12. The method according to claim 11, further comprising: performing any combination of the following prime finite field operations with the plurality of field arithmetic units: field addition, field subtraction, field multiplication, field squaring, field inversion, field square root, field exponentiation, field isomorphisms, or field isogenies.

13. The method according to claim 11, further comprising: providing the extension field arithmetic numerical inputs from at least one memory unit resident on the computer processing system to the at least one field computational logic unit resident on the computer processing system.

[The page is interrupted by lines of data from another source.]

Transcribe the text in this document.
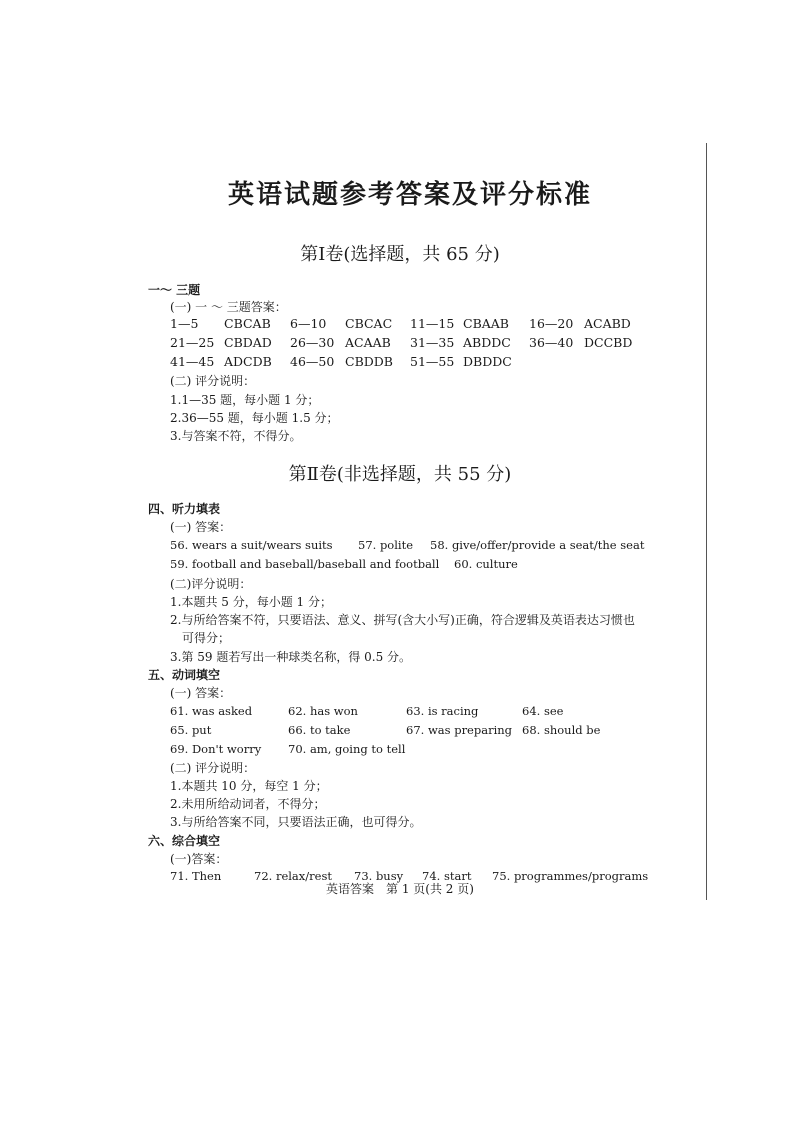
英语试题参考答案及评分标准
第Ⅰ卷(选择题，共 65 分)
一～ 三题
(一) 一 ～ 三题答案：
1—5 CBCAB 6—10 CBCAC 11—15 CBAAB 16—20 ACABD
21—25 CBDAD 26—30 ACAAB 31—35 ABDDC 36—40 DCCBD
41—45 ADCDB 46—50 CBDDB 51—55 DBDDC
(二) 评分说明：
1.1—35 题，每小题 1 分；
2.36—55 题，每小题 1.5 分；
3.与答案不符，不得分。
第Ⅱ卷(非选择题，共 55 分)
四、听力填表
(一) 答案：
56. wears a suit/wears suits 57. polite 58. give/offer/provide a seat/the seat
59. football and baseball/baseball and football 60. culture
(二)评分说明：
1.本题共 5 分，每小题 1 分；
2.与所给答案不符，只要语法、意义、拼写(含大小写)正确，符合逻辑及英语表达习惯也
可得分；
3.第 59 题若写出一种球类名称，得 0.5 分。
五、动词填空
(一) 答案：
61. was asked	62. has won	63. is racing	64. see
65. put	66. to take	67. was preparing 68. should be
69. Don't worry 70. am, going to tell
(二) 评分说明：
1.本题共 10 分，每空 1 分；
2.未用所给动词者，不得分；
3.与所给答案不同，只要语法正确，也可得分。
六、综合填空
(一)答案：
71. Then	72. relax/rest 73. busy 74. start 75. programmes/programs
英语答案　第 1 页(共 2 页)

14. The method according to claim 11, further comprising: utilizing the extension field arithmetic numerical inputs and the at least one numerical output in an elliptic curve cryptosystem, a pairing-based cryptosystem, or an isogeny-based cryptosystem.

15. The method according to claim 11, further comprising: performing extension field addition by parallelizing at least a plurality of field additions with the plurality of field arithmetic units.

16. The method according to claim 11, further comprising: performing extension field subtraction by parallelizing at least a plurality of field subtractions with the plurality of field arithmetic units.

17. The method according to claim 11, further comprising: performing extension field multiplication by parallelizing at least a plurality of field multiplications and at least a plurality of field additions.

18. The method according to claim 11, further comprising: performing extension field squaring by parallelizing at least a plurality of field multiplications and at least a plurality of field additions.

19. The method according to claim 11, further comprising: performing extension field squaring by parallelizing at least a plurality of field multiplications, at least a plurality of field squaring operations, and at least a plurality of field additions.